Jennifer Huppert, JCCV President, stated, “This is the first time that a LGBT organisation has joined a Jewish community roof body in Australia and one of the few around the world.  Rarely has this happened in faith based communities anywhere in the world.”

This is a concrete step in our advancement of full social inclusion for every member of the Jewish community, regardless of sexual orientation or gender identity.  The discussions within our affiliates before the vote were important, as they raised awareness of the issues faced by some members of our community, and the importance of embracing diversity.  The vote was a comprehensive victory for inclusion and a strong statement by the Jewish community against homophobia, biphobia, transphobia and intersex exclusion.”

David Marlow, JCCV Executive Director stated, “This vote may not change the world, but will change the way many in our community feel about the world.”
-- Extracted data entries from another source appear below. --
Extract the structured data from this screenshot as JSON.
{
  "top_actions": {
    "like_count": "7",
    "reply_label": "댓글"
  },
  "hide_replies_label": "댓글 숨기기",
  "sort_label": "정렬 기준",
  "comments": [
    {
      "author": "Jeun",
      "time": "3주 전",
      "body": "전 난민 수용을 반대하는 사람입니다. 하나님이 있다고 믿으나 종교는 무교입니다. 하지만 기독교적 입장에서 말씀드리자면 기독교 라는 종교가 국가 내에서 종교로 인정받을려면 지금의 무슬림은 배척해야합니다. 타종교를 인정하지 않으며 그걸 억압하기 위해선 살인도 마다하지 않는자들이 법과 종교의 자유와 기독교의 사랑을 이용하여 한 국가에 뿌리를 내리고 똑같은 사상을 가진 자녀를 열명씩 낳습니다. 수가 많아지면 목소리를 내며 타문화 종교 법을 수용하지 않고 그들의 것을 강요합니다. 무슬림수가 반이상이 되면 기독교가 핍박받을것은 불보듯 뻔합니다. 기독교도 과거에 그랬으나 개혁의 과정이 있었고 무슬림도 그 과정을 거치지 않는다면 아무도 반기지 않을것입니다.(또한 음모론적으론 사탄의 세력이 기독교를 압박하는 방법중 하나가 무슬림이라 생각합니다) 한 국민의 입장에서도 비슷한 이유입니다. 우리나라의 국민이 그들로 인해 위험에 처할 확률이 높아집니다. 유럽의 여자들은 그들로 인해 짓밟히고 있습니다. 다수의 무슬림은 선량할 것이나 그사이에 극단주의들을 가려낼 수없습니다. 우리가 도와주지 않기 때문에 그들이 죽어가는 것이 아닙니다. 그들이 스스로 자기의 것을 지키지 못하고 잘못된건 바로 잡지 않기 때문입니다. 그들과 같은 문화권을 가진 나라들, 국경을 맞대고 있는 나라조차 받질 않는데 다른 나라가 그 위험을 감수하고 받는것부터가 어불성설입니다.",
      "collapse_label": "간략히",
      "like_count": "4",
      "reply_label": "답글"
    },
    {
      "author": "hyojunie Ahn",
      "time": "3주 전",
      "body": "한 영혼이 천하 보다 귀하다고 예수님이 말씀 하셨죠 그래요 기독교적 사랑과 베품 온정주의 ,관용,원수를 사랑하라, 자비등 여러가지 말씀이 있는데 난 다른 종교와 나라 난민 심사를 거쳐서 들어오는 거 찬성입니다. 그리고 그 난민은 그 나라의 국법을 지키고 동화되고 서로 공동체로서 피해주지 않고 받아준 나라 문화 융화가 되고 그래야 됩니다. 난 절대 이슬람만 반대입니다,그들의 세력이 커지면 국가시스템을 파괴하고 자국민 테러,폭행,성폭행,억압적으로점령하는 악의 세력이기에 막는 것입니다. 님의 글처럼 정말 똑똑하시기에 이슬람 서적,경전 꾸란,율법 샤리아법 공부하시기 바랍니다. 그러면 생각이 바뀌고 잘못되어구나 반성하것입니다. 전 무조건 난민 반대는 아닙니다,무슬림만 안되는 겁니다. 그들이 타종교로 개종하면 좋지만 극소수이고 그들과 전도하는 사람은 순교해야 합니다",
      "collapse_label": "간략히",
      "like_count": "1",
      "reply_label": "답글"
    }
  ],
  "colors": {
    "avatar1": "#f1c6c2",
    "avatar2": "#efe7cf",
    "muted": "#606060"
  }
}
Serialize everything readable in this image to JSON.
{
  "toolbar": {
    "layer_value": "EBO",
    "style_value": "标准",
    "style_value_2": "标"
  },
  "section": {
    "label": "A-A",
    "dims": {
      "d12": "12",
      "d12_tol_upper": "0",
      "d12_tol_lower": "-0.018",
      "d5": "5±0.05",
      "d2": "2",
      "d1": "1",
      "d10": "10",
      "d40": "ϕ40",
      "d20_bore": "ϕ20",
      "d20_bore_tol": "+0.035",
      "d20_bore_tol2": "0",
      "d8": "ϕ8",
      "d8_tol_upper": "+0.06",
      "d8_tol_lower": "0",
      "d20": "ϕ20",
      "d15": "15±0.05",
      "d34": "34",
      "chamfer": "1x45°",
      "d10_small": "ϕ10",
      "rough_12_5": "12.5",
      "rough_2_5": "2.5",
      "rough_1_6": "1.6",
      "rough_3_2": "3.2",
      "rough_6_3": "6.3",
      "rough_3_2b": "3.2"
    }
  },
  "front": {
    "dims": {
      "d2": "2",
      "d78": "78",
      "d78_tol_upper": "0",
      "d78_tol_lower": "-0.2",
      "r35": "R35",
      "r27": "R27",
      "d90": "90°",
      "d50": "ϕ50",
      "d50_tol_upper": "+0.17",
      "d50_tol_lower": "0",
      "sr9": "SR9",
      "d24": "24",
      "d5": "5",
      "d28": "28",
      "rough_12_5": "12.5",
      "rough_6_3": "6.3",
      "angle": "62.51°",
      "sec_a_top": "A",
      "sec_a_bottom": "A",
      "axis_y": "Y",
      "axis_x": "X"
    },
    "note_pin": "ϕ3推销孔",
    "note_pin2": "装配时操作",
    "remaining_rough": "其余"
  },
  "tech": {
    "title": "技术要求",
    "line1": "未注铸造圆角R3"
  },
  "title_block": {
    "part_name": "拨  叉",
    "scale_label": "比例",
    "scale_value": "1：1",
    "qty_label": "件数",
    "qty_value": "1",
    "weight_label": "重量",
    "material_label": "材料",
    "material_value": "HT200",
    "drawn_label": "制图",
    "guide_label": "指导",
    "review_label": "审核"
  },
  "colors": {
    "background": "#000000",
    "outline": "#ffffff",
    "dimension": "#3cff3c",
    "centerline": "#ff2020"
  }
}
The JCCV Plenum also voted to support the adoption of the new JCCV Social Inclusion Disability Policy, aimed at reducing stigma and improving inclusion and access to community based services and activities for members of the Jewish community with a disability.  The Policy was introduced by JCCV executive member Doron Abramovici, who said that “The JCCV has a proud record of advocating for inclusion all members of our community and today we extend this history with 2 motions”. David Southwick MP, Chair of the Social Inclusion Leadership Committee (SILC) was one of a number of people who spoke in support of the policy.

Bialik College urges the community to support Keshet

Last Friday, July 31 2015, the Principal of Bialik College, Jeremy Stowe-Lindner, issued this letter urging the community to support the application of Keshet Australia to become an affiliate member of the Jewish Community Council of Victoria at the plenum meeting on Monday August 3.


 

31 July 2015

Shalom Kehilla,

Rarely do I write to our Bialik community to pass comment on events beyond the College, but such is the situation at the moment with regards the inclusion of members of our community that I feel obligated to write.

It is with horror that we turned on our computers this morning and opened our newspapers to learn of the knife attack at the Gay Pride event in Jerusalem. The attack appears to have been perpetrated by a member of our own community and this makes the situation all the more shocking.

The Jewish people are a mosaic of difference. Whether we are Orthodox or Progressive, Ashkenazi or Sephardi, practising or non-practising, gay or straight we are all members of klal Yisrael, the people of Israel.

The rainbow spectrum of our community, and I use the term ‘rainbow’ deliberately, is something that we should celebrate. The idea of inclusion of those whose lifestyles are different to what may be seen as mainstream, but contribute positively to the community without impinging on the freedom of others, is a fundamental tenet of modern liberal Jewish values.

As the Jewish Community Council of Victoria debates on Monday whether to include Keshet, a group representing Jews who may not identify as heterosexual, I would like to express my personal view as Principal of a cross-communal pluralist Jewish school that the inclusion of such members of the community in our institutions should not be a matter of debate but simply a matter of fact.

Having just commemorated Tisha B’Av, the date when so many calamities have befallen the Jewish people and when we bemoan ‘baseless hatred’, now is the time to come together as a community and make a positive stand for inclusion.